How to Make Cream Puffs and Eclairs
Cream Puffs and Eclairs
FOR THE SHELLS (Pate-A-Choux)
- 8 oz Whole Milk
- 8 oz Water
- 8 oz Unsalted Butter
- 1/2 tsp salt
- 11 oz bread flour
- 10 to 12 large eggs
FOR THE PASTRY CREAM
- 16 oz whole milk
- 4 oz granulated sugar
- 1/2 teaspoon vanilla extract
- 5 large egg yolks
- 2.5 Tablespoons (1.5 oz.) cake flour or corn starch (flour is best if you’ll be freezing the choux)
- 2 Tablespoons (1 oz) VERY COLD salted butter
FOR THE SHELLS (Pate-A-Choux)
- Heat oven to 375 F (350 F. if using a convection oven)
- Combine water, milk, salt and butter in a deep saucepan (2 or 3 quart) and cook over medium heat until butter is melted
- Using a wooden spoon, vigorously stir in flour and keep stirring until mixture cleans the sides of the pan and forms somewhat of a ball.
- Transfer into the bowl of a 5 quart stand mixer outfitted with a paddle attachment. Mix on first speed for 4-5 minutes, or until you can comfortably hold your hand on the bottom of the bowl.
- Slowly add the eggs one or two at a time, waiting between each addition for the eggs to be partially incorporated. The amount of eggs added depends on the ambient and outside humidity and how much the humidity has affected the flour, so hold back on a couple of the eggs until touching the dough to see if its sticky.
- When you turn the mixer off, watch the paddle- if the batter/dough "flows" like thick lava"- you're there!
- Pipe into circles onto parchment lined sheet pans.

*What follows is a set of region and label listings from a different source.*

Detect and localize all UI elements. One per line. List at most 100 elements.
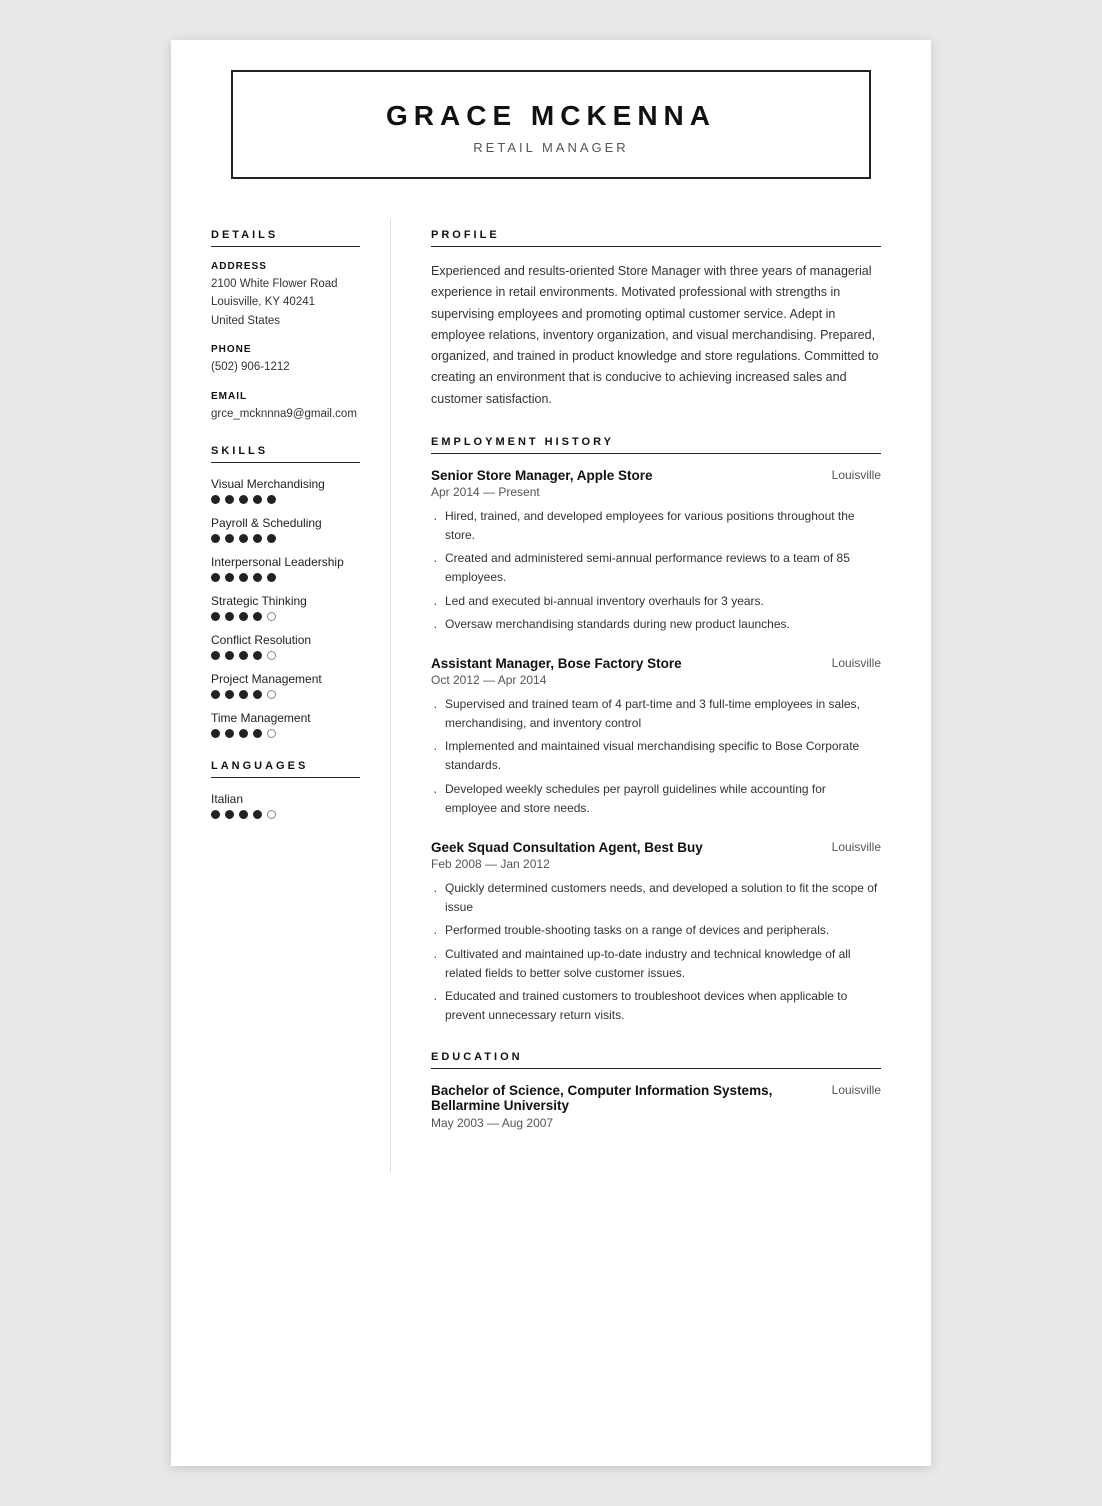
skill-name: Payroll & Scheduling bbox=[211, 516, 360, 530]
dot-filled bbox=[225, 495, 234, 504]
education-item: Bachelor of Science, Computer Informatio… bbox=[431, 1083, 881, 1130]
dot-filled bbox=[239, 651, 248, 660]
skill-dots bbox=[211, 495, 360, 504]
job-dates: Feb 2008 — Jan 2012 bbox=[431, 857, 881, 871]
dot-filled bbox=[239, 534, 248, 543]
dot-filled bbox=[267, 534, 276, 543]
languages-list: Italian bbox=[211, 792, 360, 819]
job-bullet: Created and administered semi-annual per… bbox=[431, 549, 881, 587]
job-bullet: Implemented and maintained visual mercha… bbox=[431, 737, 881, 775]
skills-list: Visual Merchandising Payroll & Scheduling… bbox=[211, 477, 360, 738]
dot-empty bbox=[267, 729, 276, 738]
email-label: EMAIL bbox=[211, 391, 360, 402]
dot-filled bbox=[253, 690, 262, 699]
dot-filled bbox=[267, 573, 276, 582]
dot-filled bbox=[211, 810, 220, 819]
email-subsection: EMAIL grce_mcknnna9@gmail.com bbox=[211, 391, 360, 423]
skill-item: Project Management bbox=[211, 672, 360, 699]
dot-filled bbox=[225, 612, 234, 621]
skills-section: SKILLS Visual MerchandisingPayroll & Sch… bbox=[211, 445, 360, 738]
skill-item: Payroll & Scheduling bbox=[211, 516, 360, 543]
job-bullet: Cultivated and maintained up-to-date ind… bbox=[431, 945, 881, 983]
job-item: Assistant Manager, Bose Factory Store Lou… bbox=[431, 656, 881, 818]
dot-filled bbox=[211, 573, 220, 582]
dot-filled bbox=[253, 534, 262, 543]
skill-name: Project Management bbox=[211, 672, 360, 686]
dot-filled bbox=[239, 729, 248, 738]
main-content: PROFILE Experienced and results-oriented… bbox=[391, 219, 931, 1172]
education-section: EDUCATION Bachelor of Science, Computer … bbox=[431, 1051, 881, 1130]
details-label: DETAILS bbox=[211, 229, 360, 247]
address-subsection: ADDRESS 2100 White Flower Road Louisvill… bbox=[211, 261, 360, 330]
dot-filled bbox=[253, 495, 262, 504]
dot-filled bbox=[225, 690, 234, 699]
dot-filled bbox=[211, 651, 220, 660]
skill-name: Visual Merchandising bbox=[211, 477, 360, 491]
job-bullet: Hired, trained, and developed employees … bbox=[431, 507, 881, 545]
dot-filled bbox=[253, 729, 262, 738]
address-label: ADDRESS bbox=[211, 261, 360, 272]
header-name: GRACE MCKENNA bbox=[273, 100, 829, 132]
job-bullet: Performed trouble-shooting tasks on a ra… bbox=[431, 921, 881, 940]
dot-filled bbox=[225, 729, 234, 738]
dot-filled bbox=[253, 651, 262, 660]
skill-dots bbox=[211, 534, 360, 543]
profile-text: Experienced and results-oriented Store M… bbox=[431, 261, 881, 410]
employment-section: EMPLOYMENT HISTORY Senior Store Manager,… bbox=[431, 436, 881, 1026]
language-item: Italian bbox=[211, 792, 360, 819]
jobs-list: Senior Store Manager, Apple Store Louisvi… bbox=[431, 468, 881, 1026]
header-title: RETAIL MANAGER bbox=[273, 140, 829, 155]
dot-filled bbox=[239, 810, 248, 819]
job-item: Senior Store Manager, Apple Store Louisvi… bbox=[431, 468, 881, 634]
job-title: Senior Store Manager, Apple Store bbox=[431, 468, 653, 483]
language-name: Italian bbox=[211, 792, 360, 806]
job-title: Assistant Manager, Bose Factory Store bbox=[431, 656, 682, 671]
job-header: Geek Squad Consultation Agent, Best BuyL… bbox=[431, 840, 881, 855]
header-wrapper: GRACE MCKENNA RETAIL MANAGER bbox=[171, 40, 931, 199]
dot-filled bbox=[211, 690, 220, 699]
job-dates: Apr 2014 — Present bbox=[431, 485, 881, 499]
dot-filled bbox=[253, 573, 262, 582]
skill-item: Time Management bbox=[211, 711, 360, 738]
address-line3: United States bbox=[211, 312, 360, 330]
dot-empty bbox=[267, 810, 276, 819]
dot-filled bbox=[267, 495, 276, 504]
job-location: Louisville bbox=[832, 468, 881, 482]
job-bullet: Oversaw merchandising standards during n… bbox=[431, 615, 881, 634]
dot-filled bbox=[239, 573, 248, 582]
job-bullets: Hired, trained, and developed employees … bbox=[431, 507, 881, 634]
dot-filled bbox=[211, 495, 220, 504]
skill-item: Interpersonal Leadership bbox=[211, 555, 360, 582]
dot-filled bbox=[211, 534, 220, 543]
skill-name: Interpersonal Leadership bbox=[211, 555, 360, 569]
dot-filled bbox=[225, 651, 234, 660]
job-location: Louisville bbox=[832, 656, 881, 670]
job-location: Louisville bbox=[832, 840, 881, 854]
languages-section: LANGUAGES Italian bbox=[211, 760, 360, 819]
dot-empty bbox=[267, 690, 276, 699]
profile-label: PROFILE bbox=[431, 229, 881, 247]
dot-filled bbox=[225, 810, 234, 819]
dot-filled bbox=[211, 612, 220, 621]
skill-dots bbox=[211, 573, 360, 582]
main-layout: DETAILS ADDRESS 2100 White Flower Road L… bbox=[171, 199, 931, 1212]
skill-dots bbox=[211, 651, 360, 660]
education-label: EDUCATION bbox=[431, 1051, 881, 1069]
address-line2: Louisville, KY 40241 bbox=[211, 293, 360, 311]
phone-label: PHONE bbox=[211, 344, 360, 355]
dot-filled bbox=[253, 810, 262, 819]
skill-name: Time Management bbox=[211, 711, 360, 725]
dot-filled bbox=[239, 690, 248, 699]
dot-empty bbox=[267, 651, 276, 660]
skill-item: Conflict Resolution bbox=[211, 633, 360, 660]
resume-page: GRACE MCKENNA RETAIL MANAGER DETAILS ADD… bbox=[171, 40, 931, 1466]
skill-dots bbox=[211, 612, 360, 621]
job-bullet: Quickly determined customers needs, and … bbox=[431, 879, 881, 917]
skill-dots bbox=[211, 729, 360, 738]
phone-value: (502) 906-1212 bbox=[211, 358, 360, 376]
education-list: Bachelor of Science, Computer Informatio… bbox=[431, 1083, 881, 1130]
dot-filled bbox=[225, 573, 234, 582]
job-bullets: Quickly determined customers needs, and … bbox=[431, 879, 881, 1025]
job-bullet: Led and executed bi-annual inventory ove… bbox=[431, 592, 881, 611]
employment-label: EMPLOYMENT HISTORY bbox=[431, 436, 881, 454]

- Bake at 375 F for 10 minutes, then reduce oven to 350 F. and bake until the pastries are dry and crisp. It will take approximately 25 minutes for full sized cream puffs and about 15 minutes for small ones.
- Cool completely, then fill with whipped cream, pastry cream, or savory fillings of your choice.
FOR THE PASTRY CREAM:
- In a heavy saucepan, heat milk over medium heat until it steeps (you'll see small puffs of steam and tiny bubbles will form around the edges of the pan). Don't allow the milk to boil.
- In a stainless steel bowl, whisk together the sugar, vanilla, and egg yolks. Allow the yolks to sit for a few minutes; the sugar will break down the yolks, making them more liquid.
- Whisk the cake flour (or cornstarch) into the yolk mixture.
- Slowly temper the hot milk into the yolk mixture while constantly whisking.
- Pour the custard back into a CLEAN heavy saucepan and cook over medium heat, constantly whisking with one hand, while scraping the sides and bottom of the pot with a heat resistant rubber spatula with your other hand.
- Cook the custard until you can see lines from the whisk.
- Place the saucepan onto an ice bath (ice with just a LITTLE water) and immediately whisk in the COLD butter. Whisk every few minutes to help speed up the cooling process.
- Use immediately or store in the cooler with plastic wrap set directly on top of the pastry cream (to prevent a skin from forming).